5 de junho de 2012

Glauco Mattoso

Quem diabo é deus?

deus não é a antimatéria
deus não é o anticristo
deus não é o caos
deus não é o cosmo
não é um campo magnético
não é um corpo magnífico
não é a voz do povo
não é a paz do papa
deus não é um sapo horrendo
do lodo do brejo nojento
nem o excremento fedorento
mas podia ser
se não fosse aquele garoto
que me deflora a boca
e me degusta a sola
quando trepa comigo.

12 de março de 2012

Bertolt Brecht

O uso das palavras obscenas

Desmedido eu que vivo com medida
Amigos, deixai-me que vos explique
Com grosseiras palavras vos fustigue
Como se aos milhares fossem nesta vida!

Há palavras que a foder dão euforia:
Para o fodedor, foda é palavra louca
E se a palavra traz sempre na boca
Qualquer colchão furado o alivia.

O puro fodilhão é de enforcar!
Se ela o der até se esvaziar:
Bem. Maré não lava o que a arvore retém!

Só não façam lavagem ao juízo!
Do homem a arte é: foder e pensar.
(Mas o luxo do homem é: o riso). 

9 de fevereiro de 2012

Hilda Hilst

Toma-me.
A tua boca de linho sobre a minha boca Austera.
Toma-me AGORA, ANTES
Antes que a carnadura se desfaça em sangue, antes
Da morte, amor, da minha morte, toma-me
Crava a tua mão, respira meu sopro, deglute
Em cadência minha escura agonia.
Tempo do corpo este tempo. Da fome
Do de dentro. Corpo se conhecendo, lento,
Um sol de diamante alimentando o ventre,
O leite da tua carne, a minha
Fugidia.
E sobre nós este tempo futuro urdindo
Urdindo a grande teia. Sobre nós a vida
A vida se derramando. Cíclica. Escorrendo.
Te descobres vivo sob um jogo novo.
Te ordenas. E eu delinqüescida: amor, amor,
Antes do muro, antes da terra, devo
Devo gritar a minha palavra, uma encantada
Ilharga
Na cálida textura de um rochedo. Devo gritar
Digo para mim mesma. Mas ao teu lado me estendo
Imensa
De púrpura. De prata.
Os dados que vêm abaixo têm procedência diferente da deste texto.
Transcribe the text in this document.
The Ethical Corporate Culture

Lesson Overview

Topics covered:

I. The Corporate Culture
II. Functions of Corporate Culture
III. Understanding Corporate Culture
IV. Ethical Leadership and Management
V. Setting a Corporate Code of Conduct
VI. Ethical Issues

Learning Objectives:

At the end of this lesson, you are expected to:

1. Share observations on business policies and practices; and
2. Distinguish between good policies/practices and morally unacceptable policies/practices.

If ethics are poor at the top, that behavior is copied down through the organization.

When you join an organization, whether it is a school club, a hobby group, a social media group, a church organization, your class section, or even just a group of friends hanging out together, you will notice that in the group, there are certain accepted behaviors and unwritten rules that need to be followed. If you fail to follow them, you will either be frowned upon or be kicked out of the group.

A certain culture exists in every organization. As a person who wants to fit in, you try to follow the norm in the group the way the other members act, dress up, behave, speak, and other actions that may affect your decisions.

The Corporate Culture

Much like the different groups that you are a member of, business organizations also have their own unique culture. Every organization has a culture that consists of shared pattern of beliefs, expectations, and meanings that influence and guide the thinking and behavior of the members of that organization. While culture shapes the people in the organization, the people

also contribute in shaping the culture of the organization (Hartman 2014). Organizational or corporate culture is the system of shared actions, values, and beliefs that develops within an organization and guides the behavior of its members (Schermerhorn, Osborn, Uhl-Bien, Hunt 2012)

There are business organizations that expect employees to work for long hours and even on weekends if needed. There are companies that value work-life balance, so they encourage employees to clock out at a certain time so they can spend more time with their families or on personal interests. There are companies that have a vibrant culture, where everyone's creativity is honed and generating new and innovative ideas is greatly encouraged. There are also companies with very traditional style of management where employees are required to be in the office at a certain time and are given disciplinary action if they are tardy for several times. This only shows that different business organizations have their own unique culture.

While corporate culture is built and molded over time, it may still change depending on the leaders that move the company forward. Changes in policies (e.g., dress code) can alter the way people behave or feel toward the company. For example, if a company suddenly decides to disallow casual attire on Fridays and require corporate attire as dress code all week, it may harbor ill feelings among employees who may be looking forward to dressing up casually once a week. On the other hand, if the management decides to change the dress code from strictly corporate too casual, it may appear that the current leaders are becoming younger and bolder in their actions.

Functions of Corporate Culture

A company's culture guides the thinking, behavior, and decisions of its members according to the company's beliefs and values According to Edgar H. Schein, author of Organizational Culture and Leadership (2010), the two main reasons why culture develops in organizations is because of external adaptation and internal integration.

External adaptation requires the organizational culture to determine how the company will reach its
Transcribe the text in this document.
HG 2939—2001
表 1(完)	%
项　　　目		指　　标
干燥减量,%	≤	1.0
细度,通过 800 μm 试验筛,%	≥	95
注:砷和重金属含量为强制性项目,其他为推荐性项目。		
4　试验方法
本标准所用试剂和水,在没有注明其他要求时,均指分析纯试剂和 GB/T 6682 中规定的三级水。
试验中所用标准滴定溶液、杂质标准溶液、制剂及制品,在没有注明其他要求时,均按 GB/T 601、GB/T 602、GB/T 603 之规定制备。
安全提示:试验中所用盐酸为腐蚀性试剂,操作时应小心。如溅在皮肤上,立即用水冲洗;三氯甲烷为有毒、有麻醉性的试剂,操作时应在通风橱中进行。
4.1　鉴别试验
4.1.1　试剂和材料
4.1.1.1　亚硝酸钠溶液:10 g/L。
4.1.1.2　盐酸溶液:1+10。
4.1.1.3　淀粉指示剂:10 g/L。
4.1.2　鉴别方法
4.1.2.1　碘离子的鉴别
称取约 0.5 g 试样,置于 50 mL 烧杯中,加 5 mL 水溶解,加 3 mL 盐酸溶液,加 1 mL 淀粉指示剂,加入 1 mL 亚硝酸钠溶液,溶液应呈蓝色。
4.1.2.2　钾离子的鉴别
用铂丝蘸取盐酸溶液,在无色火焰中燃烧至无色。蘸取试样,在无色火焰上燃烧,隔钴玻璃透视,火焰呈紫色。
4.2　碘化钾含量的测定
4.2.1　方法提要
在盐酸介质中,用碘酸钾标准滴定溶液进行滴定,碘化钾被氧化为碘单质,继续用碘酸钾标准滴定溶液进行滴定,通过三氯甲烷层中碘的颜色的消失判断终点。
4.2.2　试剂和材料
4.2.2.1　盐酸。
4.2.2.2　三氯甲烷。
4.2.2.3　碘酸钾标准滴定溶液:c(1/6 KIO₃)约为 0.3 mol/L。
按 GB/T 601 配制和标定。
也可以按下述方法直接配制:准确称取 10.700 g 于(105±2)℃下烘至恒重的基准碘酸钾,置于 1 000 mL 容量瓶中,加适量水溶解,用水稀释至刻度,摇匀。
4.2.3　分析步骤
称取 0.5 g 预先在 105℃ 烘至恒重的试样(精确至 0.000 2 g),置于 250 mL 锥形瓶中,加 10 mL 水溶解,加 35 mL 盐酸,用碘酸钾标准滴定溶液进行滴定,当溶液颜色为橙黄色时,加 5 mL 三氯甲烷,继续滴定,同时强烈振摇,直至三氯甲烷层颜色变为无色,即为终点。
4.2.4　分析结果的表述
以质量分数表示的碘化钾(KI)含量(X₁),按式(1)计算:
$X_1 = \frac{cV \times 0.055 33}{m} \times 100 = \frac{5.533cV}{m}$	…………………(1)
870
De delicadeza.

12 de janeiro de 2012

Leila Miccolis

Bons tempos ou Saudosa Maloca

Namoro antigo: titia
na sala bordava um pano,
tomava conta, e ainda havia
entre nós dois... um piano...

Pra se mostrar, a vigia
tocava um rondó cigano,
tão mal, que ela enrubescia,
se ria de algum engano...

Por fim, como despedida,
a mais ousada bravata:
um beijo na minha tez.

E após a tua saída,
eu, titia e mais a gata,
surubávamos as três...

John Donne

A pulga

Repara nesta pulga e aprende bem
Quão pouco é o que me negas com desdém.
Ela sugou-me a mim e a ti depois,
Mesclando assim o sangue de nós dois.
E é certo que ninguém a isto aludo
Como pecado ou perda de virtude.
     Mas ela goza sem ter cortejado
     E incha de um sangue em dois revigorado:
     É mais do que teríamos logrado.

Poupa três vidas nesta que é capaz
De nos fazer casados, quase ou mais.
A pulga somos nós e este é o teu
Leito de núpcias. Ela nos prendeu,
Queiras ou não, e os outros contra nós,
Nos muros vivos deste Breu, a sós.
     E embora possas dar-me fim, não dês:
     É suicídio e sacrilégio, três
     Pecados em três mortes de uma vez.

Mas tinge de vermelho, indiferente,
A tua unha em sangue de inocente.
Que falta cometeu a pulga incauta
Salvo a mínima gota que te falta?
E te alegres de dizes que não sentes
Nem a ti nem a mim menos potentes.
     Então, tua cautela é desmedida.
     Tanta honra hei de tomar, se concedida,
     Quanto a morte da pulga à tua vida.